Certaines inimitiés se révèlent dans un mot, dans un regard, dans un silence. Après cette première entrevue, Élisabeth sait déjà qu'il n'y a guère d'affection entre Johanna et Sophie. Leur attachement réciproque n'est que de convention et de circonstance. Il émane de leur « couple mère-fille » le froid des maisons longtemps inhabitées. Portée par une rêverie généreuse, Élisabeth se voit déjà remplaçant Johanna dans son rôle tutélaire. Si elle n'a pas su former le caractère du grand-duc à son idée, elle veut croire qu'elle aidera Sophie à s'épanouir en femme heureuse, déterminée et indépendante, sans jamais empiéter sur l'autorité traditionnelle de l'époux. Pour inaugurer la série de ses bienfaits, elle prie Razoumovski de lui apporter les insignes de l'ordre de Sainte-Catherine. Deux dames d'honneur de Sa Majesté épinglent la décoration sur le corsage de Sophie. Élisabeth examine son œuvre avec la fierté d'un artiste contemplant le tableau qu'il vient de peindre et, satisfaite du résultat, glisse un regard de connivence à Razoumovski. Il devine ce qu'elle pense au sujet de cette union si mal assortie et pourtant si nécessaire. Cette muette compréhension la réconforte, comme toujours, dans ses heures de doute. Elle souhaiterait que tout fût simple et naturel dans les relations de Sophie et de Pierre, comme tout l'est dans son propre amour pour le favori qui est devenu son époux de la main gauche.

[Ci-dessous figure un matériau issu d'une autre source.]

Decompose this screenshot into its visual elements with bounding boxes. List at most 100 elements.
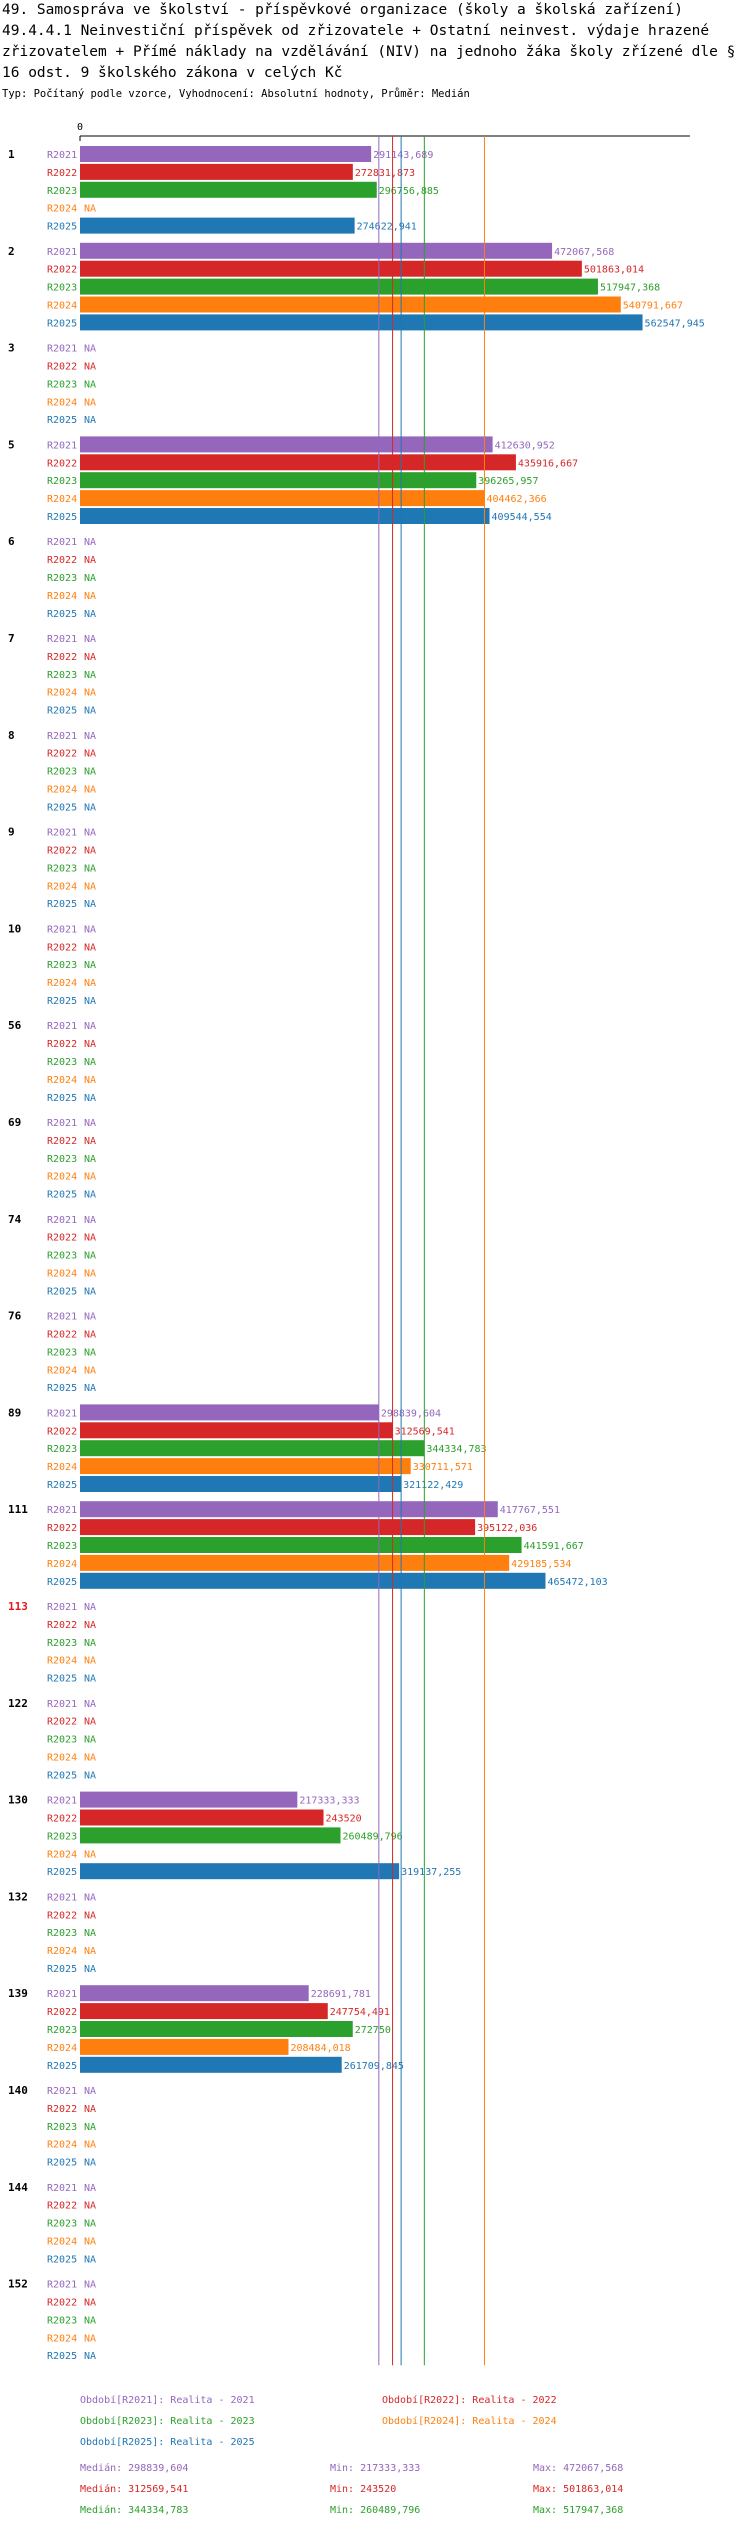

Les jours suivants, elle surveille et fait espionner, par les servantes et les dames d'honneur, ces deux jeunes gens trop sages. Alors que Sophie semble attendre de galantes initiatives de la part de son promis, l'absurde grand-duc Pierre se contente de lui rebattre les oreilles des qualités de l'armée prussienne, à la parade comme à la guerre, et de dénigrer la Russie dans ses habitudes, dans son passé et même dans sa foi. Est-ce pour affirmer sa liberté d'esprit qu'il raille systématiquement tout ce qui est russe ? Comme pour prendre sur ces différents points le contrepied de son fiancé, Sophie paraît de plus en plus attirée par les mœurs et l'histoire du pays qu'elle découvre. Basile Adadourov et Simon Todorski, les deux maîtres désignés par Sa Majesté pour familiariser la jeune fille avec la langue et la religion de sa future patrie, vantent à l'unisson l'assiduité de leur élève dans l'étude du russe et des dogmes orthodoxes. Emportée par son goût de l'effort intellectuel, elle travaille jusque dans la nuit pour « avancer » dans la connaissance des problèmes les plus ardus de vocabulaire, de grammaire ou de théologie. Ayant pris froid, elle subit une forte attaque de fièvre et doit s'aliter. Aussitôt, Johanna, impitoyable, lui reproche de se « dorloter » au lieu de continuer à tenir vaillamment son emploi de « princesse à marier ». Une défaillance si près du but risque de compromettre toute l'affaire, gémit la mère, et elle supplie Figchen de se ressaisir et de se lever. Troublée par les souffrances et la solitude morale de l'adolescente, Élisabeth accourt à son chevet. Alors que la pauvrette suffoque, brûle et claque des dents, le clan antifrançais évoque déjà, pour s'en réjouir, la possibilité d'une issue fatale. Si Sophie disparaissait, il faudrait la remplacer, en choisissant une autre candidate qui serait, elle, favorable à une alliance austro-anglaise. Mais Élisabeth se fâche et déclare que, quoi qu'il arrive, elle ne veut pas d'une princesse saxonne. Les hommes de l'art ordonnent qu'on saigne la malade. Johanna s'y oppose. Élisabeth, appuyée par son médecin personnel, Lestocq, passe outre. Pendant les sept semaines que perdure la fièvre, Sophie subit seize saignées. Ce traitement de cheval la sauve. A peine sur pied, et très faible encore, la jeune fille prétend retourner sur la brèche.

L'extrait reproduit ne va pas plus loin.